Пытаясь понять, в чем заключается допущенная всеми нами ошибка, я обернулась к площади, совершенно не слушая что-то оживленно рассказывающего мне Лопатина, я увидела, как давешняя баба из балагана, кликнула звучным голосом ваньку, притормозившего буквально в десятке шагов от нас с Сержем. Бабища что-то сказала извозчику и неожиданно легко запрыгнула в сани. Ванька хлестанул лошадку и сани проехали мимо нас…
И вот тут-то, в этот самый момент, я на мгновение, на долю секунды, может, встретилась с «ней» глазами… Да, я была права, его взгляд с этим хитрым прищуром, я узнала бы и из тысячи!

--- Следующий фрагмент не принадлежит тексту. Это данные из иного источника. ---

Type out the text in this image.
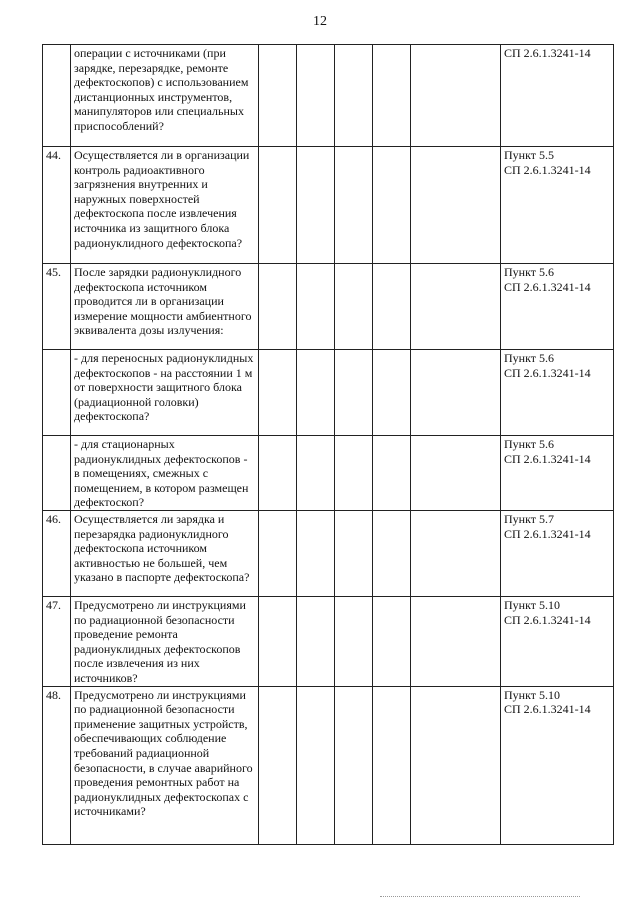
12
	операции с источниками (при зарядке, перезарядке, ремонте дефектоскопов) с использованием дистанционных инструментов, манипуляторов или специальных приспособлений?						СП 2.6.1.3241-14

44.	Осуществляется ли в организации контроль радиоактивного загрязнения внутренних и наружных поверхностей дефектоскопа после извлечения источника из защитного блока радионуклидного дефектоскопа?						Пункт 5.5
СП 2.6.1.3241-14

45.	После зарядки радионуклидного дефектоскопа источником проводится ли в организации измерение мощности амбиентного эквивалента дозы излучения:						Пункт 5.6
СП 2.6.1.3241-14

	- для переносных радионуклидных дефектоскопов - на расстоянии 1 м от поверхности защитного блока (радиационной головки) дефектоскопа?						Пункт 5.6
СП 2.6.1.3241-14

	- для стационарных радионуклидных дефектоскопов - в помещениях, смежных с помещением, в котором размещен дефектоскоп?						Пункт 5.6
СП 2.6.1.3241-14

46.	Осуществляется ли зарядка и перезарядка радионуклидного дефектоскопа источником активностью не большей, чем указано в паспорте дефектоскопа?						Пункт 5.7
СП 2.6.1.3241-14

47.	Предусмотрено ли инструкциями по радиационной безопасности проведение ремонта радионуклидных дефектоскопов после извлечения из них источников?						Пункт 5.10
СП 2.6.1.3241-14

48.	Предусмотрено ли инструкциями по радиационной безопасности применение защитных устройств, обеспечивающих соблюдение требований радиационной безопасности, в случае аварийного проведения ремонтных работ на радионуклидных дефектоскопах с источниками?						Пункт 5.10
СП 2.6.1.3241-14
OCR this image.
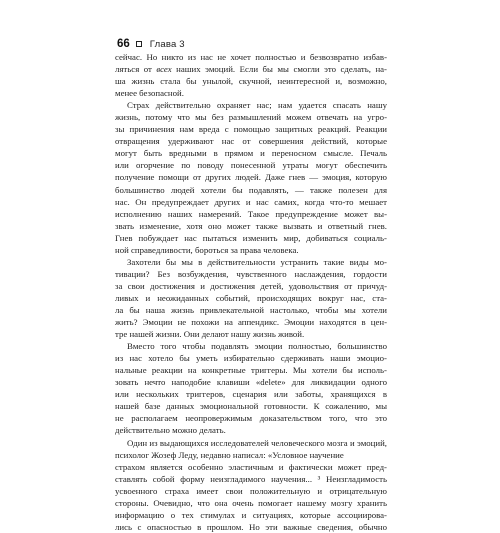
66 Глава 3
сейчас. Но никто из нас не хочет полностью и безвозвратно избав-
ляться от всех наших эмоций. Если бы мы смогли это сделать, на-
ша жизнь стала бы унылой, скучной, неинтересной и, возможно,
менее безопасной.
Страх действительно охраняет нас; нам удается спасать нашу
жизнь, потому что мы без размышлений можем отвечать на угро-
зы причинения нам вреда с помощью защитных реакций. Реакции
отвращения удерживают нас от совершения действий, которые
могут быть вредными в прямом и переносном смысле. Печаль
или огорчение по поводу понесенной утраты могут обеспечить
получение помощи от других людей. Даже гнев — эмоция, которую
большинство людей хотели бы подавлять, — также полезен для
нас. Он предупреждает других и нас самих, когда что-то мешает
исполнению наших намерений. Такое предупреждение может вы-
звать изменение, хотя оно может также вызвать и ответный гнев.
Гнев побуждает нас пытаться изменить мир, добиваться социаль-
ной справедливости, бороться за права человека.
Захотели бы мы в действительности устранить такие виды мо-
тивации? Без возбуждения, чувственного наслаждения, гордости
за свои достижения и достижения детей, удовольствия от причуд-
ливых и неожиданных событий, происходящих вокруг нас, ста-
ла бы наша жизнь привлекательной настолько, чтобы мы хотели
жить? Эмоции не похожи на аппендикс. Эмоции находятся в цен-
тре нашей жизни. Они делают нашу жизнь живой.
Вместо того чтобы подавлять эмоции полностью, большинство
из нас хотело бы уметь избирательно сдерживать наши эмоцио-
нальные реакции на конкретные триггеры. Мы хотели бы исполь-
зовать нечто наподобие клавиши «delete» для ликвидации одного
или нескольких триггеров, сценария или заботы, хранящихся в
нашей базе данных эмоциональной готовности. К сожалению, мы
не располагаем неопровержимым доказательством того, что это
действительно можно делать.
Один из выдающихся исследователей человеческого мозга и эмоций,
психолог Жозеф Леду, недавно написал: «Условное научение
страхом является особенно эластичным и фактически может пред-
ставлять собой форму неизгладимого научения... ³ Неизгладимость
усвоенного страха имеет свои положительную и отрицательную
стороны. Очевидно, что она очень помогает нашему мозгу хранить
информацию о тех стимулах и ситуациях, которые ассоциирова-
лись с опасностью в прошлом. Но эти важные сведения, обычно
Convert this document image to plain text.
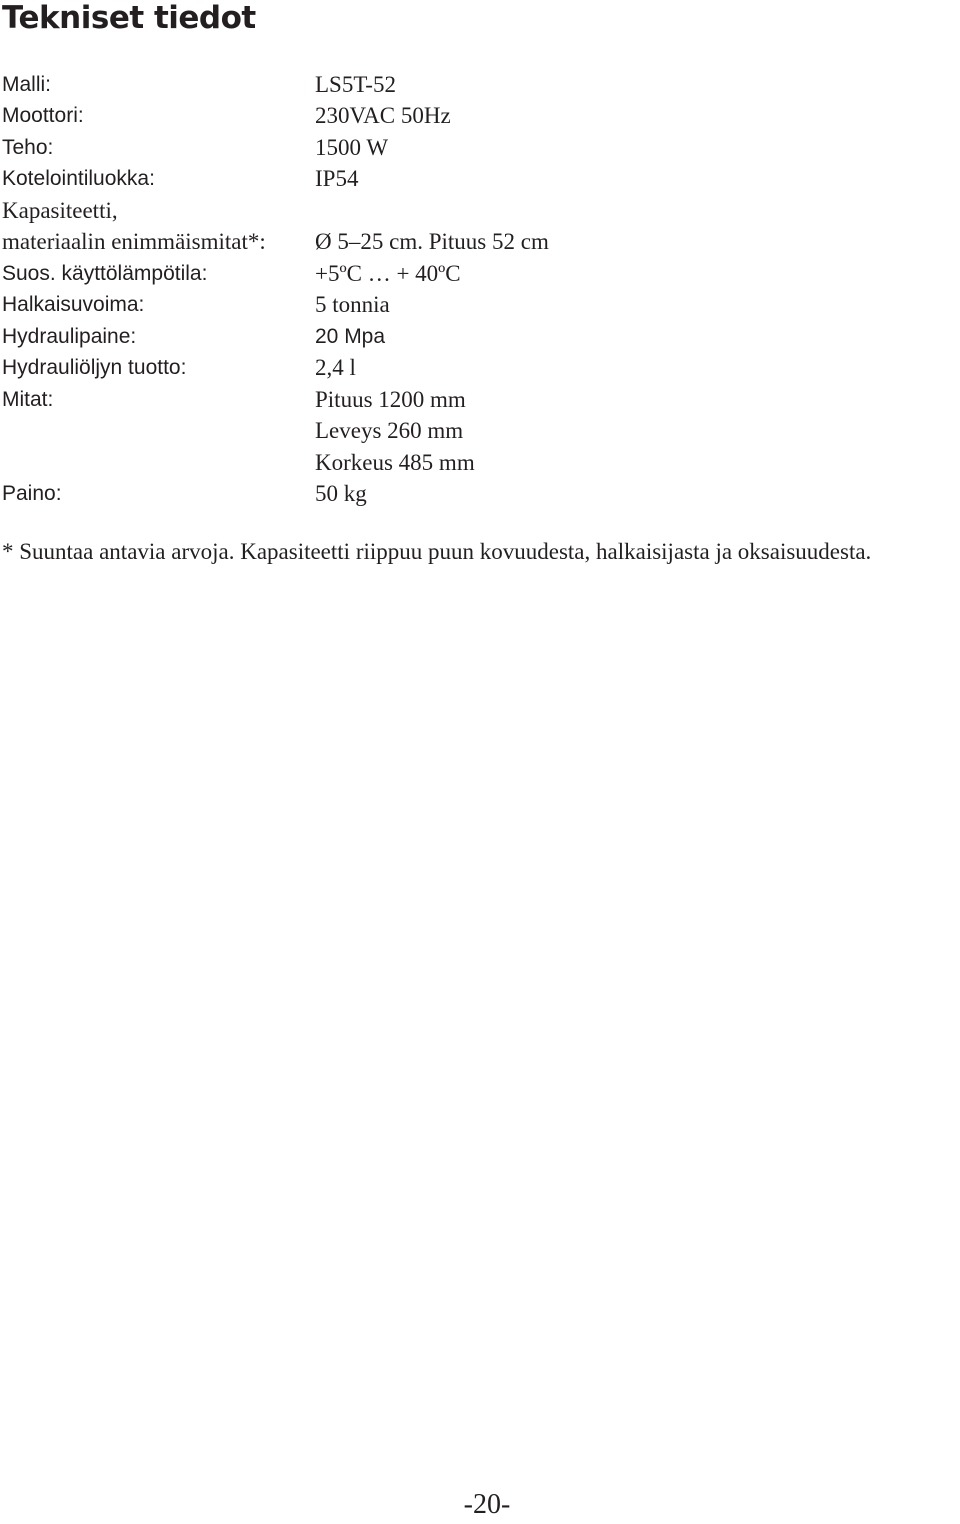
Tekniset tiedot
Malli:	LS5T-52
Moottori:	230VAC 50Hz
Teho:	1500 W
Kotelointiluokka:	IP54
Kapasiteetti,
materiaalin enimmäismitat*:	Ø 5–25 cm. Pituus 52 cm
Suos. käyttölämpötila:	+5ºC … + 40ºC
Halkaisuvoima:	5 tonnia
Hydraulipaine:	20 Mpa
Hydrauliöljyn tuotto:	2,4 l
Mitat:	Pituus 1200 mm
Leveys 260 mm
Korkeus 485 mm
Paino:	50 kg

* Suuntaa antavia arvoja. Kapasiteetti riippuu puun kovuudesta, halkaisijasta ja oksaisuudesta.

-20-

– Степан! – крикнула я и, бросилась к своему возку. Серж кинулся за мной. – За санями!
Степан тут же стегнул хлыстом, едва только мы с Сержем успели кое-как расположиться в возке. Я незамедлительно достала пистолеты из ящика.
– Это он? – спросил взволнованный Лопатин. – Неужели он переоделся в бабу?

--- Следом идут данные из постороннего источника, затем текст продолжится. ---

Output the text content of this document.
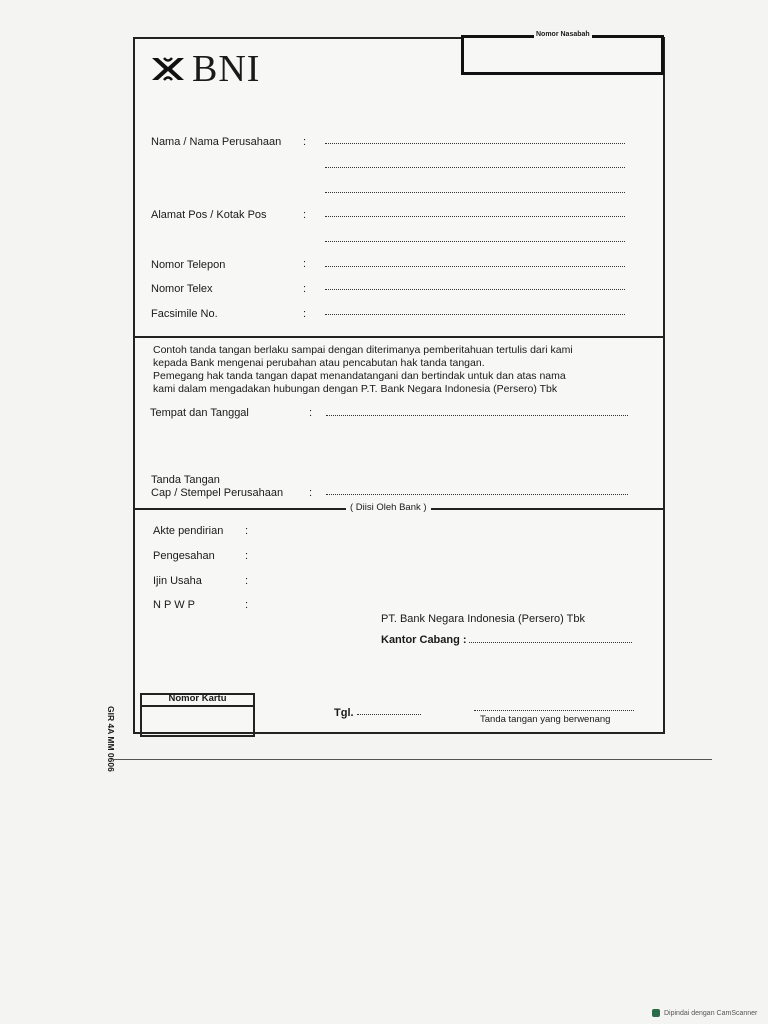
Nomor Nasabah
BNI
Nama / Nama Perusahaan :
Alamat Pos / Kotak Pos	:
Nomor Telepon	:
Nomor Telex	:
Facsimile No.	:
Contoh tanda tangan berlaku sampai dengan diterimanya pemberitahuan tertulis dari kami
kepada Bank mengenai perubahan atau pencabutan hak tanda tangan.
Pemegang hak tanda tangan dapat menandatangani dan bertindak untuk dan atas nama
kami dalam mengadakan hubungan dengan P.T. Bank Negara Indonesia (Persero) Tbk
Tempat dan Tanggal	:
Tanda Tangan
Cap / Stempel Perusahaan :
( Diisi Oleh Bank )
Akte pendirian :
Pengesahan	:
Ijin Usaha	:
N P W P	:
PT. Bank Negara Indonesia (Persero) Tbk
Kantor Cabang :
Nomor Kartu
Tgl.
Tanda tangan yang berwenang
GIR 4A MM 0606
Dipindai dengan CamScanner
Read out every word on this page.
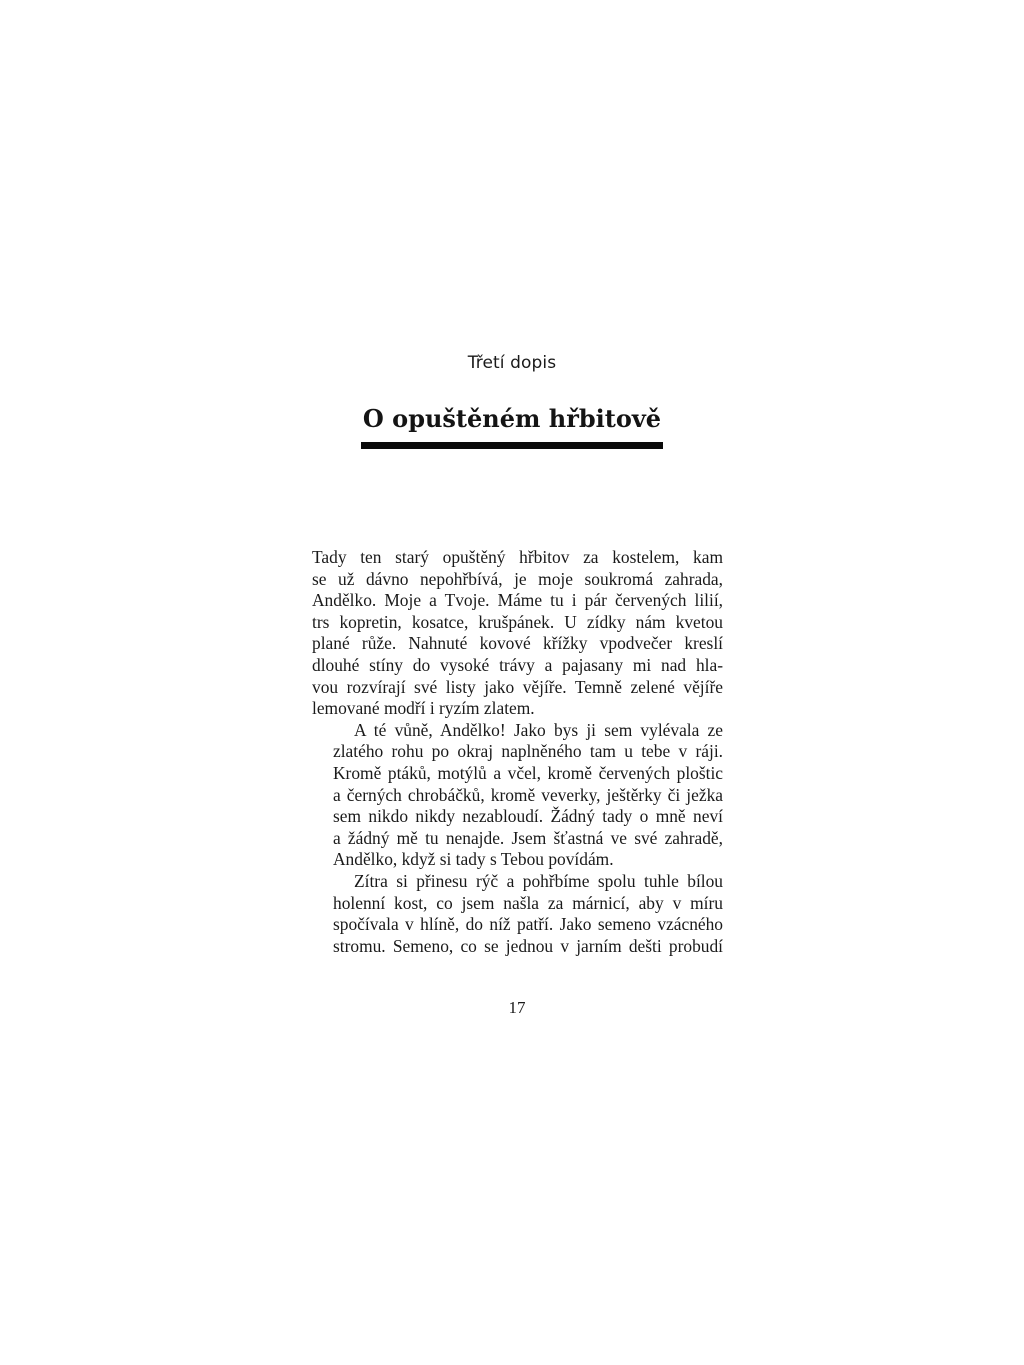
Třetí dopis
O opuštěném hřbitově

Tady ten starý opuštěný hřbitov za kostelem, kam
se už dávno nepohřbívá, je moje soukromá zahrada,
Andělko. Moje a Tvoje. Máme tu i pár červených lilií,
trs kopretin, kosatce, krušpánek. U zídky nám kvetou
plané růže. Nahnuté kovové křížky vpodvečer kreslí
dlouhé stíny do vysoké trávy a pajasany mi nad hla-
vou rozvírají své listy jako vějíře. Temně zelené vějíře
lemované modří i ryzím zlatem.

A té vůně, Andělko! Jako bys ji sem vylévala ze
zlatého rohu po okraj naplněného tam u tebe v ráji.
Kromě ptáků, motýlů a včel, kromě červených ploštic
a černých chrobáčků, kromě veverky, ještěrky či ježka
sem nikdo nikdy nezabloudí. Žádný tady o mně neví
a žádný mě tu nenajde. Jsem šťastná ve své zahradě,
Andělko, když si tady s Tebou povídám.

Zítra si přinesu rýč a pohřbíme spolu tuhle bílou
holenní kost, co jsem našla za márnicí, aby v míru
spočívala v hlíně, do níž patří. Jako semeno vzácného
stromu. Semeno, co se jednou v jarním dešti probudí

17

– Как видите, – ответила я, проверяя пистолеты.
– Но деньги? Неужели он их не взял? Ведь, кажется, вы сказывали, что они в саквояже…
– Были, – коротко проговорила я. – А вот о том, оставил ли он их или взял с собой, это мы узнаем, только если Степану удасться его выследить.
И я надолго замолчала.
В моей голове царил настоящий хаос. Меня терзали самые разные вопросы и раздирали непередаваемые сомнения. То, что это был Пряхин, я не сомневалась. Вооружен ли он? Скорее всего, да.
Получалось, что Пряхин куда опаснее и непредсказуемее, чем я могла предположить. Однако почему он был без мальчика. Где Ника? Неужели же Пряхин решил получить деньги и не вернуть мальчика? Да и жив ли Ника? Если да, то где он? А если… Нет, об этом я совершенно не хотела думать. И все же, следовало признать, что для человека, которые удушил сначала лакея, а затем и горничную, ничего не стоило расправиться с беззащитным ребенком. Ведь я же сама постоянно твердила о том, что маленький мальчик – это скорее обуза. Так неужели?..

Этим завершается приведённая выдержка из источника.